Uma história (verdadeira) de
superação
Ao lado do prédio, onde funciona meu escritório, localiza-se
uma “clinica de massagem”, eufemismo
que se usa para... vocês sabem o quê. O manobrista, acima de tudo, é perfeito
relações públicas: oferece balas às crianças, que passam acompanhadas de sua
mães; ajuda os velhos a atravessarem a avenida, carregando-lhes suas compras.
Ficamos amigos. Um dia, precisou ele de meus serviços – regularização de
documentos – e eu o atendi, graciosamente, tantas as gentilezas que ele me faz,
estacionando o carro de meus clientes. De outra feita, pediu-me para atender
parente da recepcionista do “estabelecimento”.
Essas coisas de casamento mal terminado. Resolvido o problema, fui presenteado
com um litro de uísque, apreciador do liquido que sou. Algum tempo depois,
perguntou-me ele, meio constrangido, se eu atenderia uma das “massagistas” da casa. Dia e hora
marcados, recebo – chamêmo-la por nome fantasia – Milena. Loura, olhos claros,
nem alta, nem baixa. Como ainda não estava “produzida”
para a jornada, que começaria logo mais, não pude avaliar se era ou não bonita.
Parêntesis para informar que a casa começa a funcionar às 02 da tarde e vai até
às 10 da noite, mas o movimento atinge seu ápice ao cair da tarde, quando
carros de alto luxo inundam o estacionamento. A freqüência é essencialmente de
“orientais”. (Uso esse termo, porque
jamais consegui fazer a distinção entre japonês, coreano e chinês). Mas,
voltemos a Milena. Não tinha nenhuma questão jurídica, a resolver. Primeiro,
falou um pouco de sua vida. Era do interior, onde deixara uma filha, fruto de
aventura, ou melhor, desventura amorosa e viera tentar a vida, em São Paulo.
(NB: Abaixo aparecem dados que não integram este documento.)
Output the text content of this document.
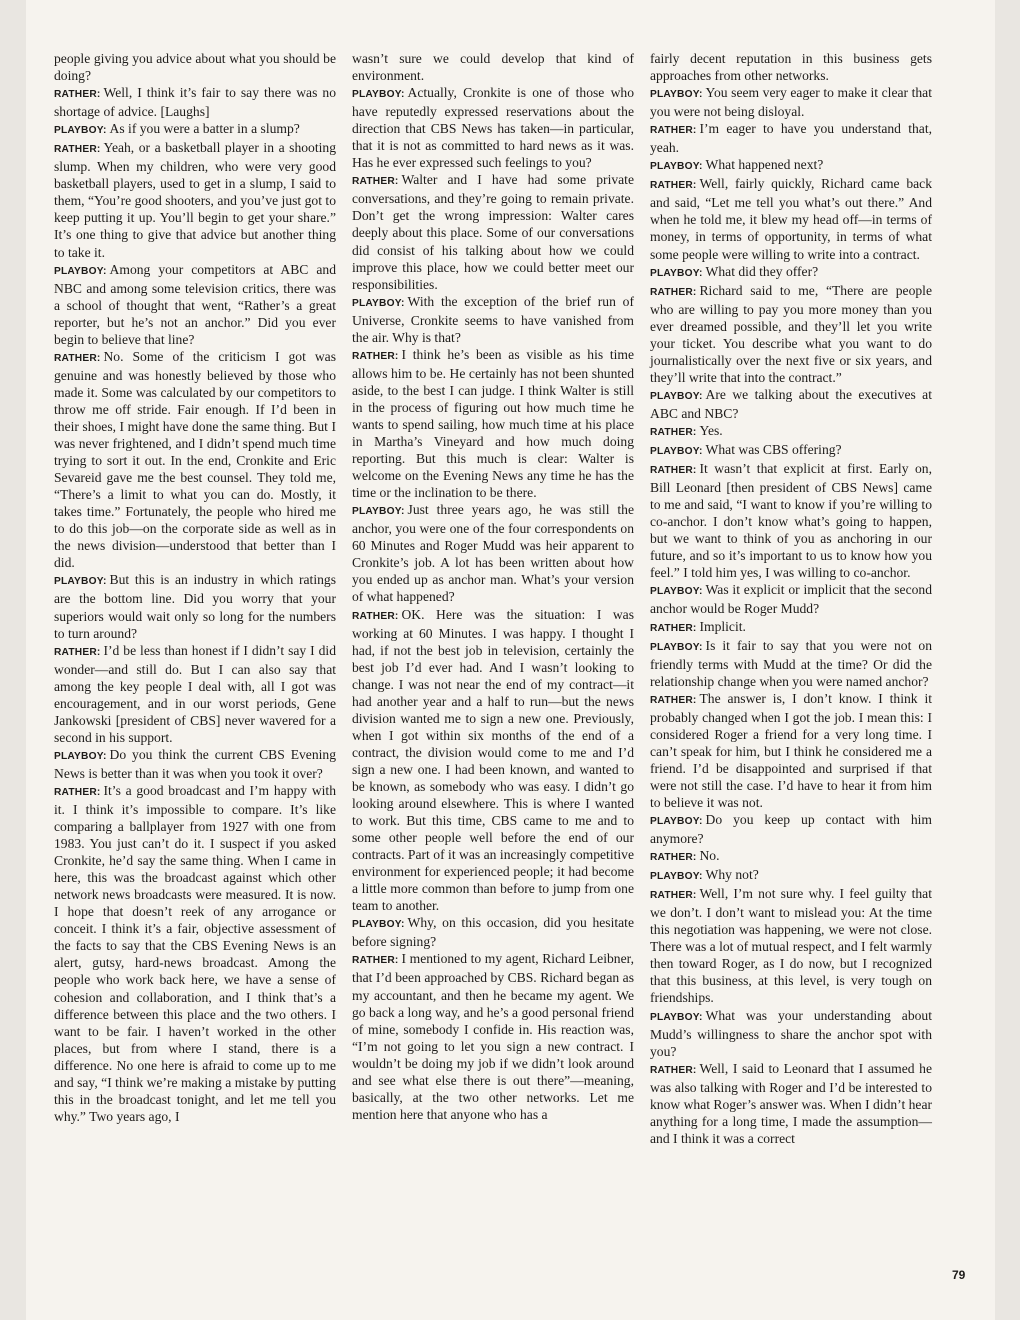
people giving you advice about what you should be doing?

RATHER: Well, I think it’s fair to say there was no shortage of advice. [Laughs]

PLAYBOY: As if you were a batter in a slump?

RATHER: Yeah, or a basketball player in a shooting slump. When my children, who were very good basketball players, used to get in a slump, I said to them, “You’re good shooters, and you’ve just got to keep putting it up. You’ll begin to get your share.” It’s one thing to give that advice but another thing to take it.

PLAYBOY: Among your competitors at ABC and NBC and among some television critics, there was a school of thought that went, “Rather’s a great reporter, but he’s not an anchor.” Did you ever begin to believe that line?

RATHER: No. Some of the criticism I got was genuine and was honestly believed by those who made it. Some was calculated by our competitors to throw me off stride. Fair enough. If I’d been in their shoes, I might have done the same thing. But I was never frightened, and I didn’t spend much time trying to sort it out. In the end, Cronkite and Eric Sevareid gave me the best counsel. They told me, “There’s a limit to what you can do. Mostly, it takes time.” Fortunately, the people who hired me to do this job—on the corporate side as well as in the news division—understood that better than I did.

PLAYBOY: But this is an industry in which ratings are the bottom line. Did you worry that your superiors would wait only so long for the numbers to turn around?

RATHER: I’d be less than honest if I didn’t say I did wonder—and still do. But I can also say that among the key people I deal with, all I got was encouragement, and in our worst periods, Gene Jankowski [president of CBS] never wavered for a second in his support.

PLAYBOY: Do you think the current CBS Evening News is better than it was when you took it over?

RATHER: It’s a good broadcast and I’m happy with it. I think it’s impossible to compare. It’s like comparing a ballplayer from 1927 with one from 1983. You just can’t do it. I suspect if you asked Cronkite, he’d say the same thing. When I came in here, this was the broadcast against which other network news broadcasts were measured. It is now. I hope that doesn’t reek of any arrogance or conceit. I think it’s a fair, objective assessment of the facts to say that the CBS Evening News is an alert, gutsy, hard-news broadcast. Among the people who work back here, we have a sense of cohesion and collaboration, and I think that’s a difference between this place and the two others. I want to be fair. I haven’t worked in the other places, but from where I stand, there is a difference. No one here is afraid to come up to me and say, “I think we’re making a mistake by putting this in the broadcast tonight, and let me tell you why.” Two years ago, I

wasn’t sure we could develop that kind of environment.

PLAYBOY: Actually, Cronkite is one of those who have reputedly expressed reservations about the direction that CBS News has taken—in particular, that it is not as committed to hard news as it was. Has he ever expressed such feelings to you?

RATHER: Walter and I have had some private conversations, and they’re going to remain private. Don’t get the wrong impression: Walter cares deeply about this place. Some of our conversations did consist of his talking about how we could improve this place, how we could better meet our responsibilities.

PLAYBOY: With the exception of the brief run of Universe, Cronkite seems to have vanished from the air. Why is that?

RATHER: I think he’s been as visible as his time allows him to be. He certainly has not been shunted aside, to the best I can judge. I think Walter is still in the process of figuring out how much time he wants to spend sailing, how much time at his place in Martha’s Vineyard and how much doing reporting. But this much is clear: Walter is welcome on the Evening News any time he has the time or the inclination to be there.

PLAYBOY: Just three years ago, he was still the anchor, you were one of the four correspondents on 60 Minutes and Roger Mudd was heir apparent to Cronkite’s job. A lot has been written about how you ended up as anchor man. What’s your version of what happened?

RATHER: OK. Here was the situation: I was working at 60 Minutes. I was happy. I thought I had, if not the best job in television, certainly the best job I’d ever had. And I wasn’t looking to change. I was not near the end of my contract—it had another year and a half to run—but the news division wanted me to sign a new one. Previously, when I got within six months of the end of a contract, the division would come to me and I’d sign a new one. I had been known, and wanted to be known, as somebody who was easy. I didn’t go looking around elsewhere. This is where I wanted to work. But this time, CBS came to me and to some other people well before the end of our contracts. Part of it was an increasingly competitive environment for experienced people; it had become a little more common than before to jump from one team to another.

PLAYBOY: Why, on this occasion, did you hesitate before signing?

RATHER: I mentioned to my agent, Richard Leibner, that I’d been approached by CBS. Richard began as my accountant, and then he became my agent. We go back a long way, and he’s a good personal friend of mine, somebody I confide in. His reaction was, “I’m not going to let you sign a new contract. I wouldn’t be doing my job if we didn’t look around and see what else there is out there”—meaning, basically, at the two other networks. Let me mention here that anyone who has a

fairly decent reputation in this business gets approaches from other networks.

PLAYBOY: You seem very eager to make it clear that you were not being disloyal.

RATHER: I’m eager to have you understand that, yeah.

PLAYBOY: What happened next?

RATHER: Well, fairly quickly, Richard came back and said, “Let me tell you what’s out there.” And when he told me, it blew my head off—in terms of money, in terms of opportunity, in terms of what some people were willing to write into a contract.

PLAYBOY: What did they offer?

RATHER: Richard said to me, “There are people who are willing to pay you more money than you ever dreamed possible, and they’ll let you write your ticket. You describe what you want to do journalistically over the next five or six years, and they’ll write that into the contract.”

PLAYBOY: Are we talking about the executives at ABC and NBC?

RATHER: Yes.

PLAYBOY: What was CBS offering?

RATHER: It wasn’t that explicit at first. Early on, Bill Leonard [then president of CBS News] came to me and said, “I want to know if you’re willing to co-anchor. I don’t know what’s going to happen, but we want to think of you as anchoring in our future, and so it’s important to us to know how you feel.” I told him yes, I was willing to co-anchor.

PLAYBOY: Was it explicit or implicit that the second anchor would be Roger Mudd?

RATHER: Implicit.

PLAYBOY: Is it fair to say that you were not on friendly terms with Mudd at the time? Or did the relationship change when you were named anchor?

RATHER: The answer is, I don’t know. I think it probably changed when I got the job. I mean this: I considered Roger a friend for a very long time. I can’t speak for him, but I think he considered me a friend. I’d be disappointed and surprised if that were not still the case. I’d have to hear it from him to believe it was not.

PLAYBOY: Do you keep up contact with him anymore?

RATHER: No.

PLAYBOY: Why not?

RATHER: Well, I’m not sure why. I feel guilty that we don’t. I don’t want to mislead you: At the time this negotiation was happening, we were not close. There was a lot of mutual respect, and I felt warmly then toward Roger, as I do now, but I recognized that this business, at this level, is very tough on friendships.

PLAYBOY: What was your understanding about Mudd’s willingness to share the anchor spot with you?

RATHER: Well, I said to Leonard that I assumed he was also talking with Roger and I’d be interested to know what Roger’s answer was. When I didn’t hear anything for a long time, I made the assumption—and I think it was a correct

79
A
mesma história de sempre: sem qualquer qualificação profissional, só
sub-emprego, cujo salário não dava para se manter e ainda ajudar na mantença da
filha. Daí a se transformar em “garota de
programa” foi um pulo. Tinha 19 anos então, mas a cabeça boa, sabia que
aquela vida não poderia ser para sempre. Fez vestibular e, sem muito esforço,
formou-se em Direito. Como tinha razoável poupança, deu um tempo em sua
atividade e foi trabalhar em escritório de advocacia. Salário pouco, mas ganhou
alguma experiência. De quando em vez, ainda fazia algum “programa”, para reforçar o caixa, cuja poupança se esvaía. Dois
anos depois, concluiu que a advocacia não lhe traria grande futuro, as despesas
da filha crescendo e muito mais a vontade de tê-la junto a si. Resolveu, então,
fazer concurso para carreira jurídica (que, por óbvio, não vou dizer qual). Largou
o escritório e arranjou emprego, aqui ao lado: garantia a renda, de que
necessitava e lhe sobrava tempo – o período da manhã – para se preparar para o
tal concurso. Estudava todos os dias, das 06 às 11 horas, mas sentia que andava
em circulo, o estudo não rendia, por isso queria conversar comigo, até porque o
advogado, com quem trabalhara, desconhecia essa sua outra, digamos, atividade.
Sugeri-lhe que fizesse um cursinho e até indiquei um, além de uma forma mais
organizada de estudar: não mais que dois livros, por assunto e relacionei
alguns. “Milena” se foi e eu me
esqueci do assunto. Essa conversa foi no começo do ano. Sexta feira, saio do
escritório e sou abordado pelo amigo, manobrista do estabelecimento. Entrega-me
um pacote, embrulhado para presente. Abro-o: um uísque de muitos anos, com um
cartão: “Obrigada por seus conselhos.
Passei, tomo posse na próxima semana, abraços, Milena.” Pensei comigo: será
excelente profissional, porque, além de determinada, conheceu, nas agruras da
vida, a miserável condição humana. E, sem saber porque, adaptei o cancioneiro
popular: “qualquer dia, qualquer hora, a
gente se vê, Milena, seja onde for.” E, nesse dia, eu, com toda a
reverencia e, provavelmente, com emoção, a chamarei de “Excelência.”